AIDWA seeks immediate reforms in Muslim personal law Saturday, November 20 2004 19:03 Hrs (IST)
Bhubaneswar:
The All India Democratic Women's Association (AIDWA), CPM's (Communist Party of India-Marxist) frontal women's body, today (Nov 20, 2004) demanded immediate reforms in the Muslim personal law to end the 'retrograde practices' of unilateral triple talaq, polygamy and 'halala'.
Calling for a more woman-friendly orientation of the law, eminent women's rights activist and AIDWA president Subhasini Ali said these 'outrageous practices' along with rights to custody of children and maintenance of divorced women also needed review.
"The Muslim Personal Law Board, which had assured Muslim women of positive intervention on their demands including a model 'Nikahnama', has backtracked. Now it says it can only act in an advisory capacity," Ali said at AIDWA's four-day national conference, which began in Bhubaneshwar on Nov 18.
However, the recent pronouncements of the board against arbitrary triple talaq and for equal property rights for women were a step forward, she observed.
Citing the instance of an Oriya Muslim woman being forced to undergo 'halala' (the practice whereby the wife has to marry and have conjugal relations with another man if she wants to remarry her divorced husband) AIDWA general secretary Brinda Karat said the woman was ostracised when she defied the fatwa of the maulvis.
"The husband had been drunk when he divorced her through triple talaq.

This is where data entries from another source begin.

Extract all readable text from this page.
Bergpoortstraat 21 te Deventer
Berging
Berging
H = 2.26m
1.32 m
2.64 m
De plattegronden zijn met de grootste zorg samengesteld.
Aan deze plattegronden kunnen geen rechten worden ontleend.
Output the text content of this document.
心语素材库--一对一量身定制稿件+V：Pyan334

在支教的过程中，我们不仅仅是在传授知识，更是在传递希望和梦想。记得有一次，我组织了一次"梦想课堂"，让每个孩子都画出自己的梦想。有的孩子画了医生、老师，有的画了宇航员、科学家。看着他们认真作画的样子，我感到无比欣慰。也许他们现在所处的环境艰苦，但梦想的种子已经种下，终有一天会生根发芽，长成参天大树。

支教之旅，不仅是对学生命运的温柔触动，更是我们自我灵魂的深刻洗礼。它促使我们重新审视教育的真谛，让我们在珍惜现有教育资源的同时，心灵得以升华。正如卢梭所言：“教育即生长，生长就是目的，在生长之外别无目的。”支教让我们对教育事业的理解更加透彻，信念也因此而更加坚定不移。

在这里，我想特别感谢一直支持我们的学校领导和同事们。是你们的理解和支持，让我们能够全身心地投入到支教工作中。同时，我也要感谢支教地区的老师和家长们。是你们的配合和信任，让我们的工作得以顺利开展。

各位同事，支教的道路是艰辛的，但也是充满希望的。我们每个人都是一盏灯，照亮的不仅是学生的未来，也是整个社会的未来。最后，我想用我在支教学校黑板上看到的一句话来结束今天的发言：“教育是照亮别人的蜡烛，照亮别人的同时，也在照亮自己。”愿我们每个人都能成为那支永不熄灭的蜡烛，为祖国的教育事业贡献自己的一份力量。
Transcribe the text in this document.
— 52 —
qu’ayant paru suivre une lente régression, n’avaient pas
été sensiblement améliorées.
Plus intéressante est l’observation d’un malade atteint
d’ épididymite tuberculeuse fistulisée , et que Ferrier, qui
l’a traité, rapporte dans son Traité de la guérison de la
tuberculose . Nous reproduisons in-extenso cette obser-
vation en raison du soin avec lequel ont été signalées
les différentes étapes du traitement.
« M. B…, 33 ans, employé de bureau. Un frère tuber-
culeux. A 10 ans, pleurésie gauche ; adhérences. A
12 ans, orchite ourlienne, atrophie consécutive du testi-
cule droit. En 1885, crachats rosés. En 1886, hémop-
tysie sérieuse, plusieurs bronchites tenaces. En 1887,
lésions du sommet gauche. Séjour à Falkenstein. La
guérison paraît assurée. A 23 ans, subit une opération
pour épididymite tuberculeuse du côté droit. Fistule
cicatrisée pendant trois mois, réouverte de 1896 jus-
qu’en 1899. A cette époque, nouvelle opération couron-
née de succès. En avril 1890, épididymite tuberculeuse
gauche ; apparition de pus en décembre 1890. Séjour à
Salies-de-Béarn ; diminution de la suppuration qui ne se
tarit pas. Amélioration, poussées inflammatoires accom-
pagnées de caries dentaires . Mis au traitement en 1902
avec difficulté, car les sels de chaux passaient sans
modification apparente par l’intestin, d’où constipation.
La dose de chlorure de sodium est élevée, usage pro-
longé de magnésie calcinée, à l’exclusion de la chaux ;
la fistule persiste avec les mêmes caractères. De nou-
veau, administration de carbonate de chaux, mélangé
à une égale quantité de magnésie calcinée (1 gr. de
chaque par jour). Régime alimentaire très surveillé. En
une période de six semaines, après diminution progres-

The couple wanted to remarry without going through 'halala'. But local maulvis opposed it," Karat said.
The highly publicised case of Gudiya, who was forced to go back to her first husband through a fatwa of religious leaders, also pointed to their hold over the community, she said.
The communally polarised situation of the country was reflected in the larger number of Muslim women wearing burkhas today than earlier, Karat said.
''One's dress is personal. Wearing a burkha is not a sign of 'conservatism' or backwardness' just as wearing a mini skirt is not a sign of modernity. But the choice must be that of the woman's," she said.
"In Kashmir, fundamentalist forces have targetted women who have refused to wear the burkha" Karat lamented.